Stationary variational principle of mixture unified gradient elasticity

Abstract

The stress gradient, strain gradient, and classical elasticity theory are integrated within a consistent variational framework to conceive the mixture unified gradient theory of elasticity. The significant advantage of the established stationary variational principle lies in incorporating all the governing equations, viz. the boundary-value problem of the associated dynamic equilibrium along with the non-classical boundary conditions and the constitutive laws, into a single functional. The mixture unified gradient theory can effectively serve as a suitable counterpart for the two-phase local/nonlocal gradient theory with a noteworthy privilege; the conceived augmented elasticity theory can be efficiently adopted to examine various multi-dimensional structural problems of practical interest in Engineering Science.
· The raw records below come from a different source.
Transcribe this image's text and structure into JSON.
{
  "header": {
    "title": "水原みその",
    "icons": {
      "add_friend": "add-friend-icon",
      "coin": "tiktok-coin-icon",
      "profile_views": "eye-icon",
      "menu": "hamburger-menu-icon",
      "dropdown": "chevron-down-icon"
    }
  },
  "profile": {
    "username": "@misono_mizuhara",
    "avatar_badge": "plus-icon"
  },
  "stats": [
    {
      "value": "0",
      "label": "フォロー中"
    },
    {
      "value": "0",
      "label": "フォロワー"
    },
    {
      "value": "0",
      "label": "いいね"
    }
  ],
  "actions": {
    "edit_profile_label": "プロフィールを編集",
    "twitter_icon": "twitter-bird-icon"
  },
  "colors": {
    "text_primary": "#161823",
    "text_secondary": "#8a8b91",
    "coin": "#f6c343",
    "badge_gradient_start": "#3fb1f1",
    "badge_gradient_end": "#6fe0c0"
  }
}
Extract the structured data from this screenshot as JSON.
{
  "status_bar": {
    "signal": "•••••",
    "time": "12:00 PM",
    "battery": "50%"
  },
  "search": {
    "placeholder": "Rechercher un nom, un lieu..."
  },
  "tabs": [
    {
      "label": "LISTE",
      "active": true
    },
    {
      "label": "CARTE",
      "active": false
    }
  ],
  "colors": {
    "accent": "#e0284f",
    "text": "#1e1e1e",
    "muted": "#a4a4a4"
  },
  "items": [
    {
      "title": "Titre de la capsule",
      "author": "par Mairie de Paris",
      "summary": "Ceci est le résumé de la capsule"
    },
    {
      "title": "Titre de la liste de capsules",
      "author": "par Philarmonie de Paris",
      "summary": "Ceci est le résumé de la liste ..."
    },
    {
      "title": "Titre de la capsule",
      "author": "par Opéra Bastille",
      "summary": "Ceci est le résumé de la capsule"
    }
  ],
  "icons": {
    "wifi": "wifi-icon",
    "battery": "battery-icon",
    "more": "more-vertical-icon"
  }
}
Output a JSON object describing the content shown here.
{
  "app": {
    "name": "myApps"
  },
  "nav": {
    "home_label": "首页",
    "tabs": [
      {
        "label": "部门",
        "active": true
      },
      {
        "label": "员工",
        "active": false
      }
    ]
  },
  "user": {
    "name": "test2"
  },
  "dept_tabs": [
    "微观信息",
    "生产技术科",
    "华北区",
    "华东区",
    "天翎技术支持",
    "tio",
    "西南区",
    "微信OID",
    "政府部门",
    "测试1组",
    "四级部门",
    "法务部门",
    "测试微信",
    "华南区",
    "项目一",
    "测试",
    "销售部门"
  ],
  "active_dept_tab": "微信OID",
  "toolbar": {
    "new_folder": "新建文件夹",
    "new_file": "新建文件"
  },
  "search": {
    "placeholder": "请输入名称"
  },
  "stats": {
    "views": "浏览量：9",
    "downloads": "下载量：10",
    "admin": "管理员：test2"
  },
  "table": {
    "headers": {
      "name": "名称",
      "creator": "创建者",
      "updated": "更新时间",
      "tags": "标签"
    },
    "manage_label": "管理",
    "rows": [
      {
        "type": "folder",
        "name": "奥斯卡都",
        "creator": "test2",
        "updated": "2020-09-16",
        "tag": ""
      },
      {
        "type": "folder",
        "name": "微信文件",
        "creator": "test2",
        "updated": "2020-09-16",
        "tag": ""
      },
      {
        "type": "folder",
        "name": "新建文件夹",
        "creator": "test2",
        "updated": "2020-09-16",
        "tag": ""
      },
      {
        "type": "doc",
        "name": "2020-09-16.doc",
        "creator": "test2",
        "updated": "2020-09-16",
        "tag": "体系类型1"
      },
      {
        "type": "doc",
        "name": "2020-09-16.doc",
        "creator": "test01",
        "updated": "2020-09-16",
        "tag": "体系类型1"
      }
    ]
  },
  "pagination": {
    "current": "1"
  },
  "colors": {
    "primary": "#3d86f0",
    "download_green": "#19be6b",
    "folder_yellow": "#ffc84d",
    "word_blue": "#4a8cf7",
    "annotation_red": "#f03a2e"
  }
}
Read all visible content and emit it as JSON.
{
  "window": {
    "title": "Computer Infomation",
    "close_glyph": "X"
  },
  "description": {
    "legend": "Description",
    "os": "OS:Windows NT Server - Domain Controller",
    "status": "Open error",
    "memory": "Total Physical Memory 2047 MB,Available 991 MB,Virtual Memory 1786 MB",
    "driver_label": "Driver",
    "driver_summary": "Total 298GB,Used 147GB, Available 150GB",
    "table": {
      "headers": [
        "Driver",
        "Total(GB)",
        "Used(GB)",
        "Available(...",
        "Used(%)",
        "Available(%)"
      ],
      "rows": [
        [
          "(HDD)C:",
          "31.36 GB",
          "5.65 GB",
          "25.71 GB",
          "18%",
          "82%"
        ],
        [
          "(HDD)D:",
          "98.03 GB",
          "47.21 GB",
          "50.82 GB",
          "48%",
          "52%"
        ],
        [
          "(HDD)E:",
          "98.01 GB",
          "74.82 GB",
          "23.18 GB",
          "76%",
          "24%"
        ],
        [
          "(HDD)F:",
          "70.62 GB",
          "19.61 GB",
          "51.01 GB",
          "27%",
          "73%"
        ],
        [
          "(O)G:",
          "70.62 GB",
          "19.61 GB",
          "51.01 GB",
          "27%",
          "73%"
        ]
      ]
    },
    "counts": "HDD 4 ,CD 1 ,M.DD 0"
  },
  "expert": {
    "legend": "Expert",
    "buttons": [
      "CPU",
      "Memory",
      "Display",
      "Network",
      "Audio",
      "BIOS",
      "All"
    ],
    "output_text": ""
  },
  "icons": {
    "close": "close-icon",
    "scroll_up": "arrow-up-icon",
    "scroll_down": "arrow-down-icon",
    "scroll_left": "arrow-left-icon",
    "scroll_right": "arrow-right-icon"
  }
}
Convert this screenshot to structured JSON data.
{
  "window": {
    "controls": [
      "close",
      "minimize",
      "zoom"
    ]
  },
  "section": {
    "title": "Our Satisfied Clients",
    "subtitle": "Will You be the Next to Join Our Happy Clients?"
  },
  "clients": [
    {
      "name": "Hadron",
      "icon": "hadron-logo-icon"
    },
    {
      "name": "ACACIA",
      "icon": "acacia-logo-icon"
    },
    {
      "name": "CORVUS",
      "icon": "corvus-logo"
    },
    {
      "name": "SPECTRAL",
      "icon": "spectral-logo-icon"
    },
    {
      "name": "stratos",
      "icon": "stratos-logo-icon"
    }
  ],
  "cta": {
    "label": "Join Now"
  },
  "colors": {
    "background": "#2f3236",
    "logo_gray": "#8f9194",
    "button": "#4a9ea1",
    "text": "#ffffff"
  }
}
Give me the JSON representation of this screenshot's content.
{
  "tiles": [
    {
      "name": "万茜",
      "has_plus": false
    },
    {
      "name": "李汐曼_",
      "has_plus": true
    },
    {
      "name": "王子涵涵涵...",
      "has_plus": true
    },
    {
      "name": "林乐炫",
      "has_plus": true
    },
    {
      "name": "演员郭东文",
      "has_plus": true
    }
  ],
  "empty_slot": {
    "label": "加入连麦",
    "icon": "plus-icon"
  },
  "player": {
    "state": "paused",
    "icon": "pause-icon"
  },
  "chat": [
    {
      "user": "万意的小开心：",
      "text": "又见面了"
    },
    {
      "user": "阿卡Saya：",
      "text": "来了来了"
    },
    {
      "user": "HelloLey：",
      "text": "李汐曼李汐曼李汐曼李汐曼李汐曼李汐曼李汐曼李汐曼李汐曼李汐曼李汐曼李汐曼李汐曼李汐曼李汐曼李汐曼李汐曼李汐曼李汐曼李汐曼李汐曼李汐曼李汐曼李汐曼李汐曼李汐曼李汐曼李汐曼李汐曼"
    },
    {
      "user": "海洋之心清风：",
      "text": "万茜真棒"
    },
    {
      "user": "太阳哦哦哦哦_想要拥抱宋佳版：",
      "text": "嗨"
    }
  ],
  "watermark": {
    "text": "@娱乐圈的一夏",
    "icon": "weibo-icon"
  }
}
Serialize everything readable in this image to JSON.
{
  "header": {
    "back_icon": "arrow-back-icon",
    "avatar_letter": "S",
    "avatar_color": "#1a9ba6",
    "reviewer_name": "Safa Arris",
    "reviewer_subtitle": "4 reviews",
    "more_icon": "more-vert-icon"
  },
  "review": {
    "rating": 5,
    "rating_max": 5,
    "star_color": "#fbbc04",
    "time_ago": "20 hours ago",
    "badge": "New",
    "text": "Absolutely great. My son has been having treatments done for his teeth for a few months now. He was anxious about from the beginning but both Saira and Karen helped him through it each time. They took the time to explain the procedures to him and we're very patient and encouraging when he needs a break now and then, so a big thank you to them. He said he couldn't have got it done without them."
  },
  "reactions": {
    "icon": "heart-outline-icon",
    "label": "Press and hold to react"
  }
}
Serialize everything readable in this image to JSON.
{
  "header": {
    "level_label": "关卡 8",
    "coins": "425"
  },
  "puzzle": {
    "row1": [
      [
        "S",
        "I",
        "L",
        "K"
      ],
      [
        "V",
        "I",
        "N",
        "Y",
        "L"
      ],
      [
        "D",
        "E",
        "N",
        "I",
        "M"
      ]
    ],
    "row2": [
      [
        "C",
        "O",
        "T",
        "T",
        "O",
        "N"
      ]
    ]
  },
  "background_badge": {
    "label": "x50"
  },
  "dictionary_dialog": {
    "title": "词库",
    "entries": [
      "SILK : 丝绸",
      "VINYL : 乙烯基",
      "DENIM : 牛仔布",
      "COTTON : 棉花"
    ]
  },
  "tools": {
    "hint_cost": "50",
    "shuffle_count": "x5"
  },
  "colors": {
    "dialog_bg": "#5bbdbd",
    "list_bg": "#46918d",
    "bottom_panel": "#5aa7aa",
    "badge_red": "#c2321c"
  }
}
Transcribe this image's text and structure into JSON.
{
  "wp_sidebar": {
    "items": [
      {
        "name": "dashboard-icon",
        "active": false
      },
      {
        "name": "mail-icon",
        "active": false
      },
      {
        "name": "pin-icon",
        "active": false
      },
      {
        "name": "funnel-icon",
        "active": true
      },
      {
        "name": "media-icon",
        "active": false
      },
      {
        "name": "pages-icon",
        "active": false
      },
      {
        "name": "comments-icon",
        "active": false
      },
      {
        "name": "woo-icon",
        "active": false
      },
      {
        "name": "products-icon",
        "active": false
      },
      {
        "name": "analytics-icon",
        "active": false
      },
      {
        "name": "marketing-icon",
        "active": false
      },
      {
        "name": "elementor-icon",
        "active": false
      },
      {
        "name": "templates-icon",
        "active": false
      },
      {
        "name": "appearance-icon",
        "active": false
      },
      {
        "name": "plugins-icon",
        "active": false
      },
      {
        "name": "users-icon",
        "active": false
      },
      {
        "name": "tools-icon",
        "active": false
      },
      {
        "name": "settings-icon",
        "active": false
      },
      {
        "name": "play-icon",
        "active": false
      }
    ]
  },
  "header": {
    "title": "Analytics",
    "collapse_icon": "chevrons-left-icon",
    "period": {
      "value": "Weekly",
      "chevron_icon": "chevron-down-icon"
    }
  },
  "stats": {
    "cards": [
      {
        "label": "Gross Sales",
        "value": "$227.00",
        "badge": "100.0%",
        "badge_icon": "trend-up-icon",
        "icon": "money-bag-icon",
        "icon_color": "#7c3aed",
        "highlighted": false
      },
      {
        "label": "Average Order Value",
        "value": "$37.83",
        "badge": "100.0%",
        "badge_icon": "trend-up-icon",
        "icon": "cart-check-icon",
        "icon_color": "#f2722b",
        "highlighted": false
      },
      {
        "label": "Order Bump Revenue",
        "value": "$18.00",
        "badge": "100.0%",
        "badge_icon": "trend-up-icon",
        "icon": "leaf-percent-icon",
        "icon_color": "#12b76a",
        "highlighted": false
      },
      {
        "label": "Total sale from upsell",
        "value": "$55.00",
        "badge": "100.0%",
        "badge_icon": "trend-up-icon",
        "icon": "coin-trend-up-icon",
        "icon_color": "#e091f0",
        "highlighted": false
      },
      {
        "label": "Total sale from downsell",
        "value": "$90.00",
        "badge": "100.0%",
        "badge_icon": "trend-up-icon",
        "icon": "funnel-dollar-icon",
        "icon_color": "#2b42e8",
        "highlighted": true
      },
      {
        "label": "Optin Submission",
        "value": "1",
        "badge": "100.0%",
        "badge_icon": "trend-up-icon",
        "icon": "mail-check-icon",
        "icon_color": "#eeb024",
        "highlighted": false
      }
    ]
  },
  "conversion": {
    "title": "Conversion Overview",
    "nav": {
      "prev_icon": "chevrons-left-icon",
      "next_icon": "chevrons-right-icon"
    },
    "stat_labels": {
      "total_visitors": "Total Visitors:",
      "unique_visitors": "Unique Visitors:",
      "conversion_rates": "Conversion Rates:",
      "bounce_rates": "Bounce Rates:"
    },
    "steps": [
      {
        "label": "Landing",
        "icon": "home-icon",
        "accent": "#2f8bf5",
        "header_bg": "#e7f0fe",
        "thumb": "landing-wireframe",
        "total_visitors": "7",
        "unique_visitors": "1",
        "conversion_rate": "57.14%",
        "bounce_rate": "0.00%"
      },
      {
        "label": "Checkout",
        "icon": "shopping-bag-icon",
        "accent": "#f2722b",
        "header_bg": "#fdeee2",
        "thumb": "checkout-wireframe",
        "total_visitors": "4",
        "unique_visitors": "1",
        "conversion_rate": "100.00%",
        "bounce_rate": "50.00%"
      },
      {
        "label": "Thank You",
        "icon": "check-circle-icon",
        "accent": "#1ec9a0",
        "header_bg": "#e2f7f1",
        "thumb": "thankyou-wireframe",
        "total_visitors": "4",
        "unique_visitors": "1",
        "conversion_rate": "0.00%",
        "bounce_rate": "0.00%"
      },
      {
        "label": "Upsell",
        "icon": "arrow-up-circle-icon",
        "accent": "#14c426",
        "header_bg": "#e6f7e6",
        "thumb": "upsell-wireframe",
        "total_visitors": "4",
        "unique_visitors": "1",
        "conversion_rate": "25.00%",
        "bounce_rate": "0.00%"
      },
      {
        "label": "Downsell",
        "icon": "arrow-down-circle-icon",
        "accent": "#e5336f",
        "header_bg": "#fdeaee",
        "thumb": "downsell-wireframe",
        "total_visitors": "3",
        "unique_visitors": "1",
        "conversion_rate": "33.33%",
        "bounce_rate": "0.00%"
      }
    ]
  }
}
The well-posedness of the introduced generalized size-dependent elasticity theory is demonstrated via analytically examining the flexure mechanics of inflected elastic nano-beams. A viable approach is proposed for calibrating the gradient length-scale parameters associated with the mixture unified gradient elasticity, and accordingly, the size-dependent Young's modulus of carbon nanotubes can be inversely determined. The established size-dependent elasticity theory can be fruitfully invoked to address problems in nano-mechanics practice where the mechanical response is notably affected by nano-structural features. The developed mixture unified gradient theory of elasticity can, hence, pave way ahead in mechanics of ultra-small structures.